Sezer Güvenirgil, 6. yaş günü kutlamasında annesi Asya, babası Hikmet ve ağabeyi Hasan ile...- «Yok» dedi. «Şimdilik öyle pek fazla lüks şeyler düşünmüyorum. Köşede biraz param olsun istiyorum. Yarın başarısızlığa uğramak, hastalık, çalışamamak gibi şeyler de var...» Sonra güldü. «Ama hayat bu, bilinmez ki... Bir zamanlar Ses'te okumuştum. Bir artistimizin 240 çift ayakkabısı varmış. Acaba ben de öyle olur muyum dersiniz?»

Ben bir şey söylemeye vakit bulamadan annesi «Hayır» dedi. «Kızım ailesine, evine bağlı bir kızdır. Hiçbir zaman öyle olmayacak.»

Evine bağlı Sezer meğer mükemmel bir terzi ve aynı zamanda iyi bir ahçıymış.

- «Bütün elbiselerimi kendim dikerim» diye anlatmaya başladı. «Hem sadece öyle basit, günlük elbiseler değil. En ağır sim işlemeli tuvaletler, paltolar bile...»
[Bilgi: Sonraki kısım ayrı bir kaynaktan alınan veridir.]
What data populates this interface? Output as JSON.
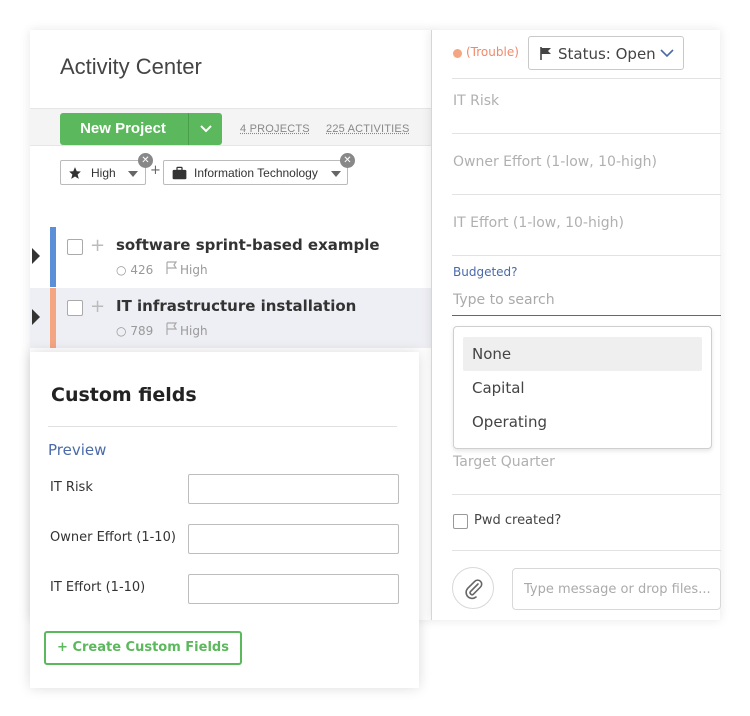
{
  "app": {
    "title": "Activity Center"
  },
  "toolbar": {
    "new_project_label": "New Project",
    "projects_count": "4 PROJECTS",
    "activities_count": "225 ACTIVITIES"
  },
  "filters": [
    {
      "label": "High",
      "icon": "star-icon"
    },
    {
      "label": "Information Technology",
      "icon": "briefcase-icon"
    }
  ],
  "filter_joiner": "+",
  "projects": [
    {
      "name": "software sprint-based example",
      "count": "426",
      "priority": "High",
      "color": "#5b8fd8"
    },
    {
      "name": "IT infrastructure installation",
      "count": "789",
      "priority": "High",
      "color": "#f4a582"
    }
  ],
  "detail": {
    "trouble_label": "(Trouble)",
    "status_label": "Status: Open",
    "fields": [
      {
        "placeholder": "IT Risk"
      },
      {
        "placeholder": "Owner Effort (1-low, 10-high)"
      },
      {
        "placeholder": "IT Effort (1-low, 10-high)"
      }
    ],
    "budget": {
      "label": "Budgeted?",
      "placeholder": "Type to search",
      "options": [
        "None",
        "Capital",
        "Operating"
      ],
      "selected": "None"
    },
    "target_quarter_placeholder": "Target Quarter",
    "pwd_label": "Pwd created?",
    "message_placeholder": "Type message or drop files..."
  },
  "custom_fields": {
    "title": "Custom fields",
    "preview_label": "Preview",
    "fields": [
      {
        "label": "IT Risk"
      },
      {
        "label": "Owner Effort (1-10)"
      },
      {
        "label": "IT Effort (1-10)"
      }
    ],
    "create_button": "+ Create Custom Fields"
  },
  "colors": {
    "accent_green": "#5cb85c",
    "link_blue": "#4a6aa8",
    "trouble_orange": "#f0896a"
  }
}
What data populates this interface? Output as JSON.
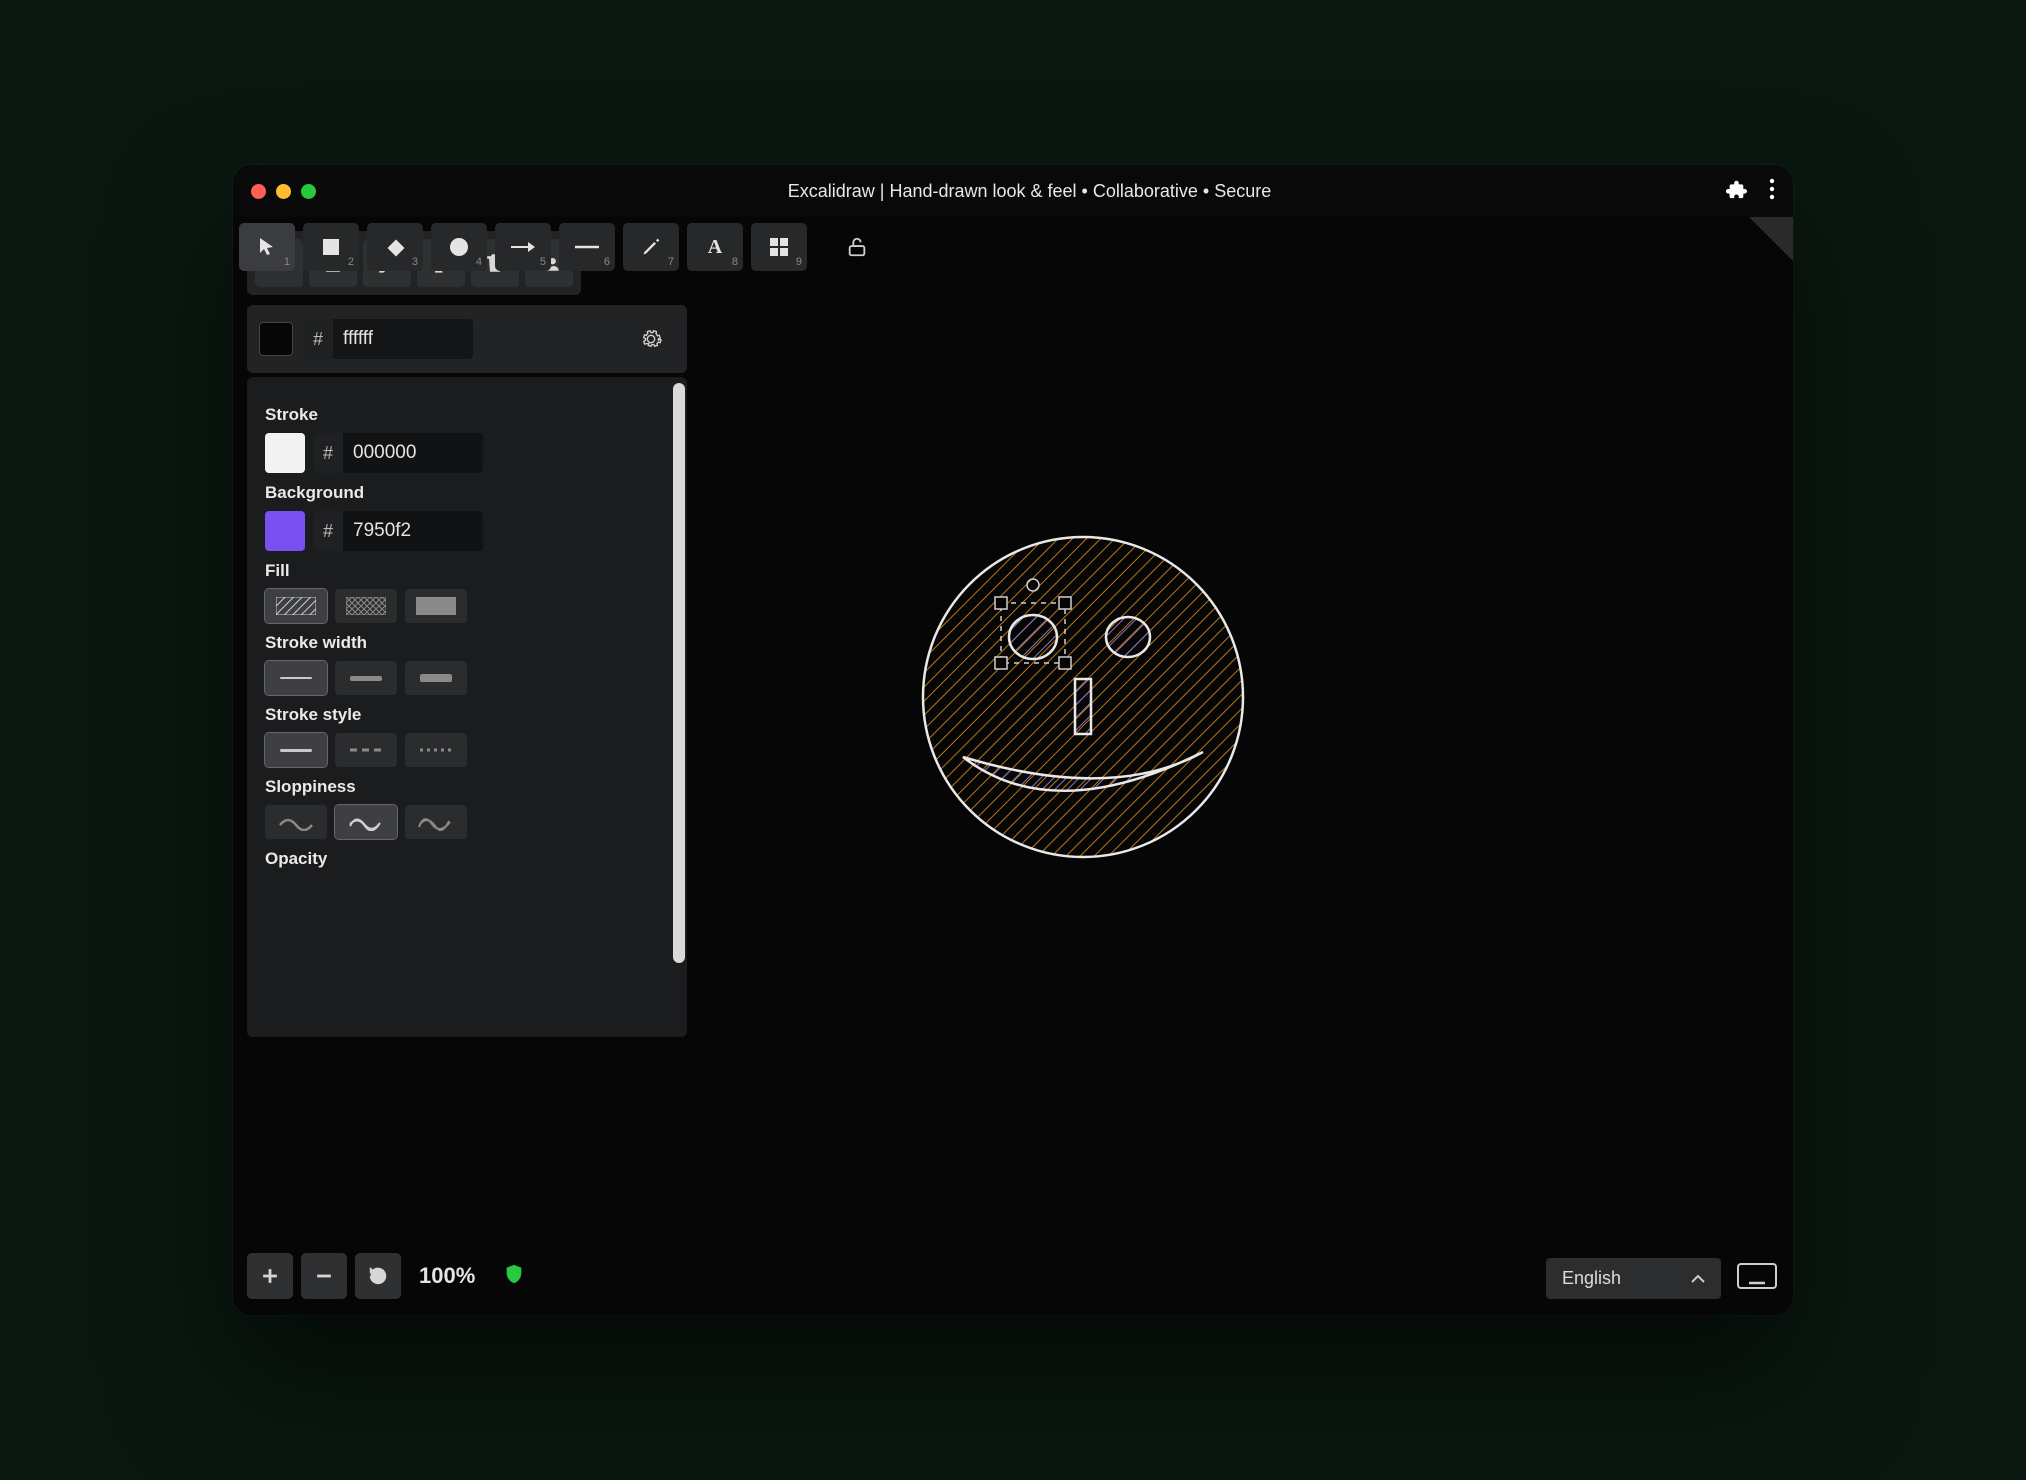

Koşup içeriden birkaç güzel tuvalet ve elbise getirip gösterdi. «Bu kabiliyeti tamamen anneme borçluyum. Annem iyi bir terzidir. Ne öğrendimse ondan öğrendim.»

- «Ya yemek pişirmesini?»

- «Onu da ondan öğrendim. Ama kendi zevkimce ilerlettim. En beğendiğim yemek karnıyarık ve patates kızartmasıdır. Bir gün buyurun da size de yapayım. Bakın nasıl beğeneceksiniz.»

İçki, sigara hiç içmiyor. Mecbur olsa dahi... Kahveyi de pek sevmiyor. Çayı tercih ediyor. Limonata, bisküvi gibi şeylerle arası nispeten iyi. Okumayı çok seviyor. Yaşının icabı bilhassa şiire çok düşkün. En sevdiği şair de Turhan Oğuzbaş... Uzandı, etajerin üzerinden ince bir kitap çekip aldı.

- «Onun bütün şiirlerini severim» dedi. Sonra sayfaları karıştırıp «Mesela şuna bakın» diye okumaya başladı:

"Aşkta, insanoğlunun hiç değişmeyen bir

kaderi vardır: Aldanmak.

Bazen ölürcesine sevdiğinizi sanırsınız,

tut ki aldanmışsınızdır.

Bazen de ölürcesine seversiniz.

Ağlamalar, uykusuz geceler, ıstıraplar

hep onun içindir..."

Dalmışım. Karşımda ışıklarıyla pırıl, pırıl yanan Haliç'e bakıyorum. Yaş 17... Tabii şiir okuyacak. Bu şiirlerde ağlamalar da oflamalar da olacak. Mehtap olacak, henüz şekilleri belirsiz muhayyel sevgililer olacak... Ama yarın 20'sini geçsin, bakalım o zaman bu hayal alemlerinden geride ne kalacak? O günün Sezer'i ile bugünün Sezer'i arasında hayat nasıl bir uçurum açacak?